When she awakens her daughter is missing and thus begins our long seemingly never ending journey. Of course Rose immediately knows she’s not in Kansas anymore and so do we. The town is covered in a dense smoky fog (Surprise! Just like the video game!) with falling ash that looks
more like snow. She eventually hooks back up with Officer Bennett who for some inexplicable reason (meaning this is one of those mysterious things that happen where you supply your own explanation) doesn’t show up until about fifteen or twenty minutes later and promptly handcuffs Rose to haul her back to the county jail. Of course it goes without saying that these two aren’t headed anywhere out of town for a while. I have to admit that at first I found the film somewhat creepy.
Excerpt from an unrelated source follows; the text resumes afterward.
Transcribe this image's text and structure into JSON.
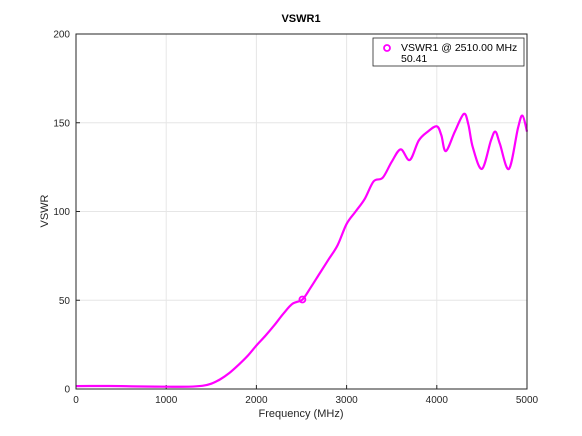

Director Christophe Gans does a good job of setting the atmosphere with some great help by cinematographer Dan Laustsen, some good special effects, not to mention some nifty sound effects and editing. Creepy creatures appear and disappear, an air raid siren blasts away making things a bit tenser, Rose walks around with nothing but a cigarette lighter to light her way and for a while each corner she turns fills you with a sense of dread until suddenly you realize that not unlike a video game where you have to sacrifice your life
a few gazillion times to find the right clues and the perfect tool to help you with a narrow escape to make it to the end, Rose will somehow manage to find all that stuff and not sacrifice her life once. Yeah, I know; you can’t have the main character getting killed in a movie because there’s no save button. Once it becomes apparent that we are here only to watch Rose find the light at the end of the video game tunnel, it won’t be long before you’ll be looking at your watch and wanting to yell at her to get on with it. By the time she does, you’ll have sworn you were in the theater longer than it would take you to actually play the game even though the movie runs just a bit over two hours.
It's a shame too because both Mitchell and Holden give it their all and you keep wishing the movie itself was better than it is and that the story actually deserved the good effort the two ladies put into it.
Eventually you’ll sort of find out what’s going on but even then I’m not sure you’ll understand it. Those who have played the game might just get it, but I’m not about to start pla
ying Silent Hill when Eternal Darkness has been sitting on my shelf for two years or more now. Then again, I wouldn’t count on fans of the game to be able to give you an in depth analysis either. On one message board there were about seven or eight die hard Silent Hill fans dissecting the movie as if they were in film surgery class. And lo and behold, there were also seven or eight different explanations which tells me they are just as clueless as the rest of us. And you know what that means. If I’m not only bored but clueless as well I have no choice but to bestow upon you my grade which for Silent Hill is a C-.


1 comments:
I can happily say I never watched this movie. I remember at the time that the previews just didn't do it for me. This sounds like one of those movies that are shot mostly in the dark and on screen you have to struggle sometimes to see what the heck is going on. I hate that and am glad after reading your review that I never bothered to see it.